Hate-speech failures by Meta and X undermine German election

Share This Post


Meta and X have categorically failed in a recent test to take down hate-speech ads on their platforms, raising serious questions about the harm they cause ahead of tomorrow’s election in Germany.

A corporate accountability group called Ekō submitted ten ads to Meta and X that contained clear examples of extremist hate speech, incitement to violence ahead of the German election, and AI imagery, all of which serve as grounds for blocking an ad from running.

The ads contained calls for the imprisonment and gassing of immigrants, the burning of mosques with dehumanising speech, and equated immigrants to animals and pathogens.

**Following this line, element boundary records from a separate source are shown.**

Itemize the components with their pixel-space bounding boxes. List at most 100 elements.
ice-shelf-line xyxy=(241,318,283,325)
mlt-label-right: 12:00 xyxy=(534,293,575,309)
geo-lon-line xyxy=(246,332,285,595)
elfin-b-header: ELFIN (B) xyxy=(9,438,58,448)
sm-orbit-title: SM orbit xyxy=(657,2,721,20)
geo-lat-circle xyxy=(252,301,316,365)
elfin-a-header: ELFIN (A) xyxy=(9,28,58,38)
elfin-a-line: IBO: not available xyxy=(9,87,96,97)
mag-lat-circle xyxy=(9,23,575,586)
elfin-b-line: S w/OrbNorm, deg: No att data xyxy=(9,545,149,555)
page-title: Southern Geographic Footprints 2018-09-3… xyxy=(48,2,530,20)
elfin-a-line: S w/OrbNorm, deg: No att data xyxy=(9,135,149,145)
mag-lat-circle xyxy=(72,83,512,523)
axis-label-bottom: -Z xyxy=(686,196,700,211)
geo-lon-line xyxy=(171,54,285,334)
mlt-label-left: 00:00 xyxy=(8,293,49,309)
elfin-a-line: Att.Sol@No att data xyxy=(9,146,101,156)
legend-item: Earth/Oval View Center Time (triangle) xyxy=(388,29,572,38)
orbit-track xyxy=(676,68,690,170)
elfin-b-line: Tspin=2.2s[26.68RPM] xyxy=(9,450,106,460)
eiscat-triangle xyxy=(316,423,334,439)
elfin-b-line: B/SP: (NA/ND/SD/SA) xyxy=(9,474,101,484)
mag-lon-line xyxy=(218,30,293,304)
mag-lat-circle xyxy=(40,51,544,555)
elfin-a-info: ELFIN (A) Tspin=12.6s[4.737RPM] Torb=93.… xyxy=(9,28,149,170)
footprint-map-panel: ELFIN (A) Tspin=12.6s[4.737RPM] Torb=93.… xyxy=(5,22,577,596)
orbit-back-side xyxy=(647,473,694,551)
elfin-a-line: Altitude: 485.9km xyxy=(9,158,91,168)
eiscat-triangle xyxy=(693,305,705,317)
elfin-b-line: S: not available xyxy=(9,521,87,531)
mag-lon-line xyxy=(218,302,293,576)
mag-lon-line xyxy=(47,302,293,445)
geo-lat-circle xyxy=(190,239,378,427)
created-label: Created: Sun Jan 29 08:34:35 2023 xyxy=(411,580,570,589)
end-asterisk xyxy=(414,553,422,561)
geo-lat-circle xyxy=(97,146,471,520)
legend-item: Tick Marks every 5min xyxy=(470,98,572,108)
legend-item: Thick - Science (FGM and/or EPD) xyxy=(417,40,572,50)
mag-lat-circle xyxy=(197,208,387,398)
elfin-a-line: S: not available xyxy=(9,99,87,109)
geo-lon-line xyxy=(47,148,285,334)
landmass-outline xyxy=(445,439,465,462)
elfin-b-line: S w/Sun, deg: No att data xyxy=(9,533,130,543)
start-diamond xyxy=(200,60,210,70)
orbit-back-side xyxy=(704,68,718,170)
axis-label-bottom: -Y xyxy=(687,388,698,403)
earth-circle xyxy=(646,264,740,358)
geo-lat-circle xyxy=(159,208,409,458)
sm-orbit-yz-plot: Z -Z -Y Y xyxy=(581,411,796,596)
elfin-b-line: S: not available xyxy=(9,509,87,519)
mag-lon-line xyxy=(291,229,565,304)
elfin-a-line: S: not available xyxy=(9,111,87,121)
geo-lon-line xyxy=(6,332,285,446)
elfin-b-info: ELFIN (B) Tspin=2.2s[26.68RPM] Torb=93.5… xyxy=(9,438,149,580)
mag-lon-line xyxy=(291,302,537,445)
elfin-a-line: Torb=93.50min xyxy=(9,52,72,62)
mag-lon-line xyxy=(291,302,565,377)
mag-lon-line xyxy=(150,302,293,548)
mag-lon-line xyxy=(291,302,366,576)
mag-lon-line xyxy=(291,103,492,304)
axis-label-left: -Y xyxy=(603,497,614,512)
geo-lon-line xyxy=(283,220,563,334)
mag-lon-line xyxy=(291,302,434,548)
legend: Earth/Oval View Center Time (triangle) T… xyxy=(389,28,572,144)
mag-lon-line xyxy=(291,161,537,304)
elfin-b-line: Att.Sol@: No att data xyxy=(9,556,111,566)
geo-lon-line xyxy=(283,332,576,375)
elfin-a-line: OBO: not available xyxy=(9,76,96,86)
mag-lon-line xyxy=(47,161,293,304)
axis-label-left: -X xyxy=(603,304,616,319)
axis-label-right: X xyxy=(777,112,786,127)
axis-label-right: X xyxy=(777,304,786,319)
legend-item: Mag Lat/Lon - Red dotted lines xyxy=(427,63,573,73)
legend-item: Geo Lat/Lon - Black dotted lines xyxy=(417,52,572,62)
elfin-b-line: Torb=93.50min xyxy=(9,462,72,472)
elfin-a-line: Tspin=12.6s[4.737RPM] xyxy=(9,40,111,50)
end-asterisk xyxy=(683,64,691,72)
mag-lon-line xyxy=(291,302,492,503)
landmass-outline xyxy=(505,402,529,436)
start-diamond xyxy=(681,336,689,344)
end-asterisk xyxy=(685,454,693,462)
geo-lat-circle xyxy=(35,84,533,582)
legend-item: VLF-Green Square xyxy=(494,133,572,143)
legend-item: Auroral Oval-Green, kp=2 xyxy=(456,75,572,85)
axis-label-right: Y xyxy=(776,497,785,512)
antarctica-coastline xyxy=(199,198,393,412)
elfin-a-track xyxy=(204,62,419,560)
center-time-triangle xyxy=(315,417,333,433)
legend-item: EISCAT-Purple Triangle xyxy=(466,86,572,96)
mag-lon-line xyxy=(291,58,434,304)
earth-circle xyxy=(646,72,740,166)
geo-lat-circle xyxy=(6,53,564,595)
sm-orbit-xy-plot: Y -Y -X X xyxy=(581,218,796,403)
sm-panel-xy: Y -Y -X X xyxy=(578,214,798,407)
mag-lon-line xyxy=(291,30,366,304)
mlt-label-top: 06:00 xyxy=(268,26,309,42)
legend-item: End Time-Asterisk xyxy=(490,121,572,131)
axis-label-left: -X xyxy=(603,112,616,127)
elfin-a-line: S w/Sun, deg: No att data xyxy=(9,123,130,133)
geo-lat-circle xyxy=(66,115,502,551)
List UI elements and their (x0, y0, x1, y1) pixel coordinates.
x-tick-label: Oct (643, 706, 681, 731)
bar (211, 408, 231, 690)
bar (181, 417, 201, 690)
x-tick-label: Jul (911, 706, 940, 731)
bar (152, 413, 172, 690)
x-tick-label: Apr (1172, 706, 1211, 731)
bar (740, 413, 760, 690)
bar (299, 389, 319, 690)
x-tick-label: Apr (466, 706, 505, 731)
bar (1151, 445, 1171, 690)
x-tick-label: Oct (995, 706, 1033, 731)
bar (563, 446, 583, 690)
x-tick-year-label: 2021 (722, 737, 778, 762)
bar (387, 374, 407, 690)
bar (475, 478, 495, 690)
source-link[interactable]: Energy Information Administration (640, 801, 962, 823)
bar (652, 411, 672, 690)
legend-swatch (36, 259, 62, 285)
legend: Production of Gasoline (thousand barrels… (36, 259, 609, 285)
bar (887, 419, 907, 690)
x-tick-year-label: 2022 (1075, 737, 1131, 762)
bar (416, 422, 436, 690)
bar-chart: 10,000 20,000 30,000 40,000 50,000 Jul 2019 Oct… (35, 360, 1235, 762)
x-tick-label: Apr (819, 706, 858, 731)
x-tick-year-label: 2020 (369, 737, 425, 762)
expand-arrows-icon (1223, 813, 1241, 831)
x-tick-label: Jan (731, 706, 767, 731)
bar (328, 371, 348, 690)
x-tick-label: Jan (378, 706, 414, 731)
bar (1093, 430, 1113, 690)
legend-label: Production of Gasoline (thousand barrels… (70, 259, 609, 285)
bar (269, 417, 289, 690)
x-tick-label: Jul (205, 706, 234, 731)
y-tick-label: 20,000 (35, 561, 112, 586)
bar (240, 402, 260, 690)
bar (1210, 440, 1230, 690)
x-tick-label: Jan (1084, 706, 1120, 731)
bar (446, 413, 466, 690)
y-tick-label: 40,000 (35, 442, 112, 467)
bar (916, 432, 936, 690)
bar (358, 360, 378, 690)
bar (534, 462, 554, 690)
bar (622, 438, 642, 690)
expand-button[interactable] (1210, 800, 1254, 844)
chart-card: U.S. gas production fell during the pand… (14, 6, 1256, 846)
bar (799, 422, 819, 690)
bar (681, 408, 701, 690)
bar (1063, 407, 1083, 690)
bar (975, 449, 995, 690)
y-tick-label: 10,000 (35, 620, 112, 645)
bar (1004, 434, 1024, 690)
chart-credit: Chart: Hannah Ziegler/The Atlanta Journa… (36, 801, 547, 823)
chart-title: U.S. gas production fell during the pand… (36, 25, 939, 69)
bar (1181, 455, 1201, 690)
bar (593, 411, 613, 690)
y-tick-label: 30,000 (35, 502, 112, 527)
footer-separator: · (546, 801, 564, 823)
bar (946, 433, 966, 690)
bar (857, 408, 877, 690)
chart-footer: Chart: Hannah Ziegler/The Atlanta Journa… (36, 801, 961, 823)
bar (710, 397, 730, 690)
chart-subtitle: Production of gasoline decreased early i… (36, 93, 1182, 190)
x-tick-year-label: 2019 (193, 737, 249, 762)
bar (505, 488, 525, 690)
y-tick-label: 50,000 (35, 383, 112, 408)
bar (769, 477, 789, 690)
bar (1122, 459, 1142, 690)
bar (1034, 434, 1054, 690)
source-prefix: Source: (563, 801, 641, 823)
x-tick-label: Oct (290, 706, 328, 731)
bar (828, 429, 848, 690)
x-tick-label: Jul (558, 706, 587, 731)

The accompanying AI-generated images depicting violent imagery, such as ”scenes of immigrants crowded into a gas chamber and synagogues on fire.”

The submissions were made from 10-14 February, and Meta approved half of them within 12 hours and X scheduled all the submitted for publication, according to the researchers. Ekō‘s researchers then removed the ads before they went live, so were never seen by the platforms’ users.

These ads were geo-restricted to Germany and appeared in the German language.

Meta’s platforms, Instagram and Facebook, and X, are signatories to the EU Code of Conduct on countering illegal hate speech online which was revised last month and integrated under the Digital Services Act. The Code requires the signatories to take proactive steps to counter illegal hate speech on their platform and remove access to the content.

The researchers said that they have submitted the research to the Commission which is already investigating Meta and X under the DSA.